Otra vez, hablando a los de su misma Comunidad sobre la muerte de una persona, que sentía un gran afecto por la Compañía: «No dudo —les decía— que habrán quedado ustedes muy emocionados por la privación de esa persona, que nos era tan querida. Pero, alabado sea Dios; ustedes también se lo han dicho, que ha hecho bien al quitárnosla, y que no quisieran que hubiera sucedido de otra forma, porque ése ha sido su deseo».

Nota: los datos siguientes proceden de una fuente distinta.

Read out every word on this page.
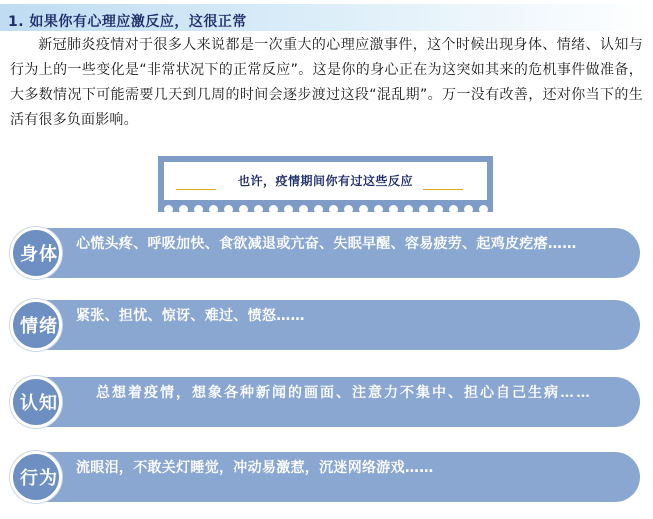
1. 如果你有心理应激反应，这很正常
新冠肺炎疫情对于很多人来说都是一次重大的心理应激事件，这个时候出现身体、情绪、认知与行为上的一些变化是“非常状况下的正常反应”。这是你的身心正在为这突如其来的危机事件做准备，大多数情况下可能需要几天到几周的时间会逐步渡过这段“混乱期”。万一没有改善，还对你当下的生活有很多负面影响。
也许，疫情期间你有过这些反应
身体	心慌头疼、呼吸加快、食欲减退或亢奋、失眠早醒、容易疲劳、起鸡皮疙瘩……
情绪	紧张、担忧、惊讶、难过、愤怒……
认知	总想着疫情，想象各种新闻的画面、注意力不集中、担心自己生病……
行为	流眼泪，不敢关灯睡觉，冲动易激惹，沉迷网络游戏……
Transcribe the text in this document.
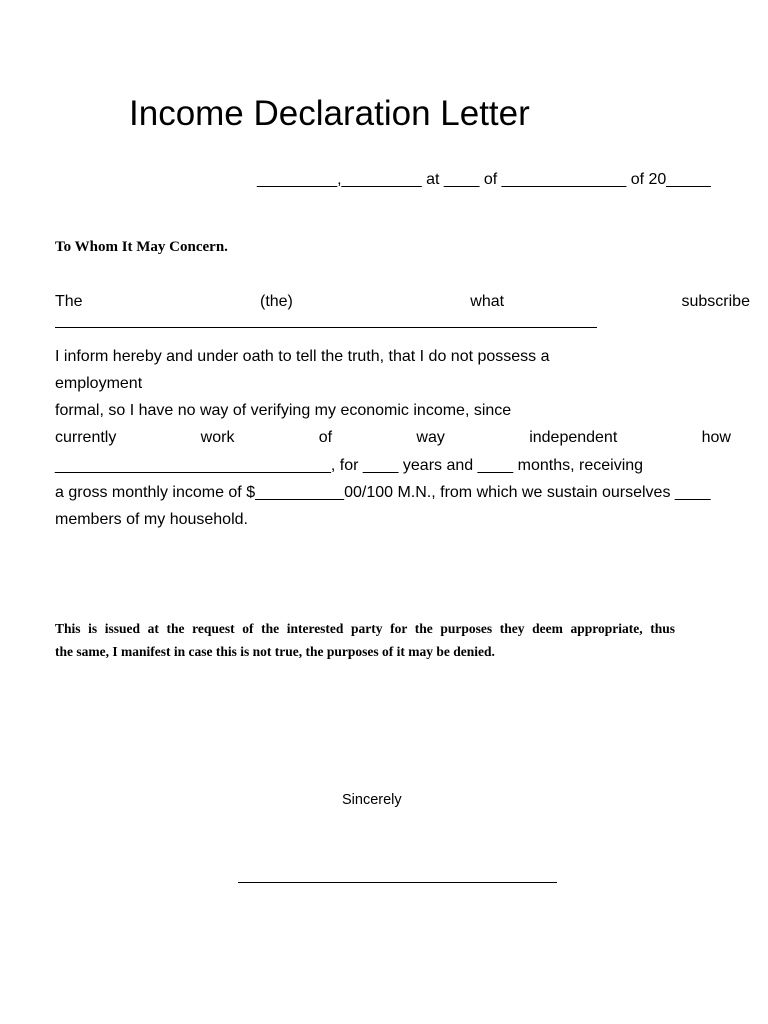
Income Declaration Letter
_________,_________ at ____ of ______________ of 20_____
To Whom It May Concern.
The	(the)	what	subscribe
I inform hereby and under oath to tell the truth, that I do not possess a
employment
formal, so I have no way of verifying my economic income, since
currently	work	of	way	independent	how
_______________________________, for ____ years and ____ months, receiving
a gross monthly income of $__________00/100 M.N., from which we sustain ourselves ____
members of my household.
This is issued at the request of the interested party for the purposes they deem appropriate, thus
the same, I manifest in case this is not true, the purposes of it may be denied.
Sincerely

Sobre todo hizo resplandecer de modo admirable esa perfecta indiferencia, cuando la peste, que causaba estragos en la ciudad de Génova el año 1654, le arrebató casi a un tiempo cinco o seis de los mejores obreros de la Compañía. Miren de qué manera anunció dicha pérdida a su Comunidad. Acababa de exhortar a confiar en Dios hablando de otro tema, y se aprovechó de la ocasión para declarar la triste nueva diciendo:

«¡Señores y Hermanos míos! ¡Cuán cierto es que debemos tener una gran confianza en Dios, y ponernos totalmente en sus manos, persuadidos de que su Providencia dispone para nuestro bien y nuestro provecho todo lo que Ella quiere o permite que nos suceda! Sí, lo que Dios nos da y lo que nos quita es para nuestro bien, porque ésa es su voluntad, y porque su voluntad es nuestro bien y nuestra felicidad. Bajo este punto de vista les informaré de una desgracia, que nos ha sucedido, y les puedo decir sin duda alguna, Hermanos míos, que ha sido una de las más grandes que nos podía ocurrir. Hemos perdido el gran apoyo y el principal soporte de nuestra casa de Génova. El Sr. N., Superior de la casa, que era un grandísimo servidor de Dios, ha muerto; pero esto no es todo: el buen Sr. N., que se dedicaba con tanta alegría al servicio de los apestados, que tenía tanto amor al prójimo, tanto celo y fervor para procurar la salvación de las almas, también ha sido arrebatado por la peste. Uno de nuestros Sacerdotes italianos, muy virtuoso y buen misionero, según me he enterado, ha muerto igualmente. El Sr. N., que era también un gran servidor de Dios, un misionero muy bueno, y grande en todas las virtudes, también ha muerto. El Sr. N., que ustedes conocen, que no va en zaga ante los otros, ha muerto. El Sr. N., hombre sabio, piadoso y ejemplar, ha muerto. Así ha sido, señores y hermanos míos, la enfermedad contagiosa nos ha arrebatado a todos esos valerosos obreros; Dios se los ha llevado. ¡Oh, Salvador Jesús! ¡Qué pérdida y qué aflicción! Ahora es precisamente cuando más necesitamos resignarnos ante la voluntad de Dios; porque de otra manera, qué haríamos, sino lamentarnos y entristecernos inútilmente por la pérdida de estos grandes paladines de la gloria de Dios. Pero con esta resignación, después de haber concedido algunas lágrimas al sentimiento de esta separación, nos elevaremos a Dios, Le alabaremos y Le bendeciremos por todas estas pérdidas, ya que nos han sucedido por disposición de su Santísima Voluntad. Pero, señores y hermanos míos, ¿podemos decir que perdemos a los que Dios se ha llevado? No, no los perdemos; y debemos creer que la ceniza de estos buenos misioneros servirá de semilla para producir otras. Tengan ustedes por cierto que Dios no retirará de esta Compañía las gracias que le había confiado, sino que las dará a los que tengan el celo de ocupar sus puestos».